I’ve also been experimenting with herbal and flower infusions and macerations (steeping plant material in a glass-covered jar, in the sun for a few weeks) for tinctures, herbal infused oils and spicy hot honey

My Clinical Aromatherapy Certification

The month of June, especially right around this time, always excites for the warm long sunny days ahead, full of life all around and the opportunity to renew and replenish our mind, body and spirit. It also reminds me of how far I’ve come from taking my first official aromatherapy course—hydrosol distillation in the middle of the East Village crossing straight right thru the LGBTQ parade (what an awesome fun day!), to writing this piece for you today.

This is why this year’s Summer Solstice in particular is special to me. It marks a new chapter a new beginning of brighter days ahead.

As you know I’m a life-long learner and never stop learning something new!

After obtaining my certified aromatherapy practitioner certification at The School of Aromatic Studies last year, encouraged by my friend Molly Graze of Mollycat Mosaics, every day I’m getting one step closer to my set intention of obtaining my clinical aromatherapy certification by the end of the Summer. It’s taking me a bit longer than expected, but what hasn't these days. Then it’s onward to continuing my herbalism studies and realizing my dream of offering you a true holistic immersive experience and a softer place to land. More on that as it starts coming together.

Shhh! There are clues in the podcast so tune in!

In the meantime, let’s continue enjoying the energy of plants, their healing goodness, each other and longer warmer days ahead, savoring every moment one aromatic day at a time.

Looking forward to steeping moon tea outdoors in its path on Sunday night and for my summer beauties to bloom: Lavender, St. John’s Wort and Echinacea all showing signs of growth.

I’ll be sharing them with you soon!

This time of year is truly energizing! Isn’t it?

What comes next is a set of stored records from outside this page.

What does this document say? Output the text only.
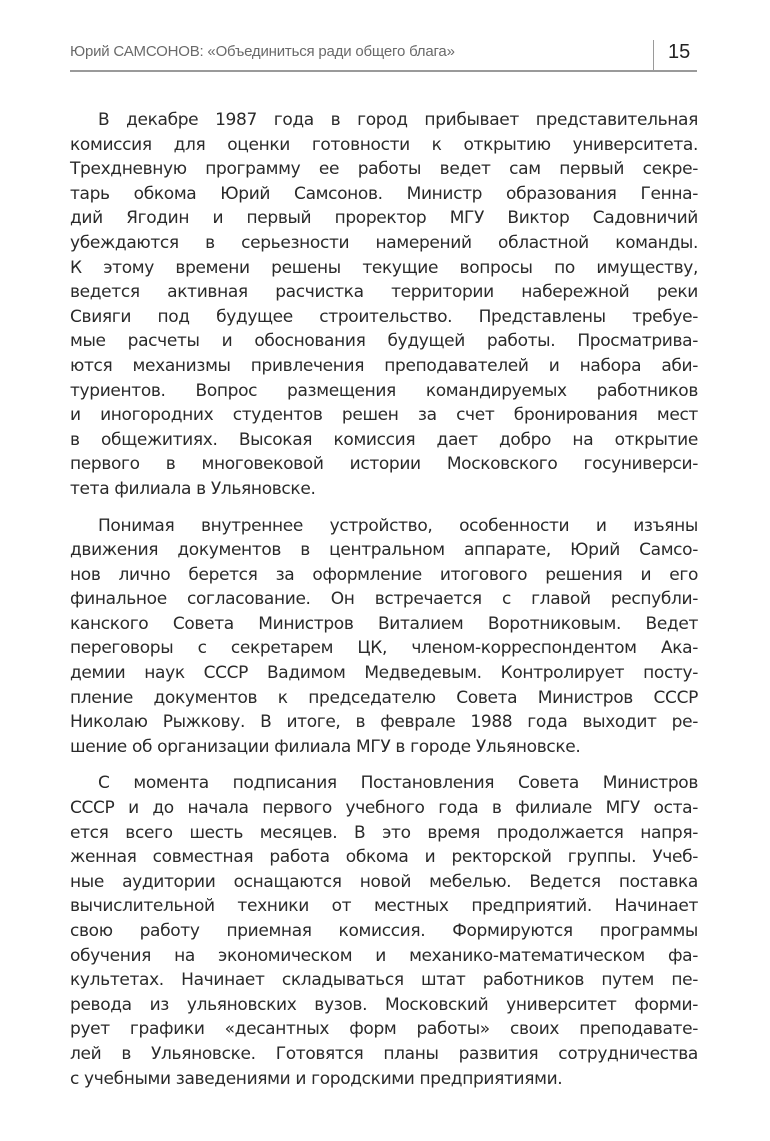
Юрий САМСОНОВ: «Объединиться ради общего блага»	15
В декабре 1987 года в город прибывает представительная
комиссия для оценки готовности к открытию университета.
Трехдневную программу ее работы ведет сам первый секре-
тарь обкома Юрий Самсонов. Министр образования Генна-
дий Ягодин и первый проректор МГУ Виктор Садовничий
убеждаются в серьезности намерений областной команды.
К этому времени решены текущие вопросы по имуществу,
ведется активная расчистка территории набережной реки
Свияги под будущее строительство. Представлены требуе-
мые расчеты и обоснования будущей работы. Просматрива-
ются механизмы привлечения преподавателей и набора аби-
туриентов. Вопрос размещения командируемых работников
и иногородних студентов решен за счет бронирования мест
в общежитиях. Высокая комиссия дает добро на открытие
первого в многовековой истории Московского госуниверси-
тета филиала в Ульяновске.
Понимая внутреннее устройство, особенности и изъяны
движения документов в центральном аппарате, Юрий Самсо-
нов лично берется за оформление итогового решения и его
финальное согласование. Он встречается с главой республи-
канского Совета Министров Виталием Воротниковым. Ведет
переговоры с секретарем ЦК, членом-корреспондентом Ака-
демии наук СССР Вадимом Медведевым. Контролирует посту-
пление документов к председателю Совета Министров СССР
Николаю Рыжкову. В итоге, в феврале 1988 года выходит ре-
шение об организации филиала МГУ в городе Ульяновске.
С момента подписания Постановления Совета Министров
СССР и до начала первого учебного года в филиале МГУ оста-
ется всего шесть месяцев. В это время продолжается напря-
женная совместная работа обкома и ректорской группы. Учеб-
ные аудитории оснащаются новой мебелью. Ведется поставка
вычислительной техники от местных предприятий. Начинает
свою работу приемная комиссия. Формируются программы
обучения на экономическом и механико-математическом фа-
культетах. Начинает складываться штат работников путем пе-
ревода из ульяновских вузов. Московский университет форми-
рует графики «десантных форм работы» своих преподавате-
лей в Ульяновске. Готовятся планы развития сотрудничества
с учебными заведениями и городскими предприятиями.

What’s energizing and nurturing you this June?


Gardening Tips

To safely get rid of aphids, millipedes and to deter Japanese Beetles:

First, spray plants briskly with a garden hose, then add 1.5 teaspoons of unscented Castile soap to 30 oz. of distilled water in a spray bottle and spray critters every couple of days for two weeks until they are completely gone.

Keep an eye on the plants and rinse and repeat as needed.

To safely discourage larger critters nibbling on your prized plants drizzle garlic oil around their parameter, once every week or so, depending on the rainfall. Keep an eye on the plants and rinse and repeat as needed.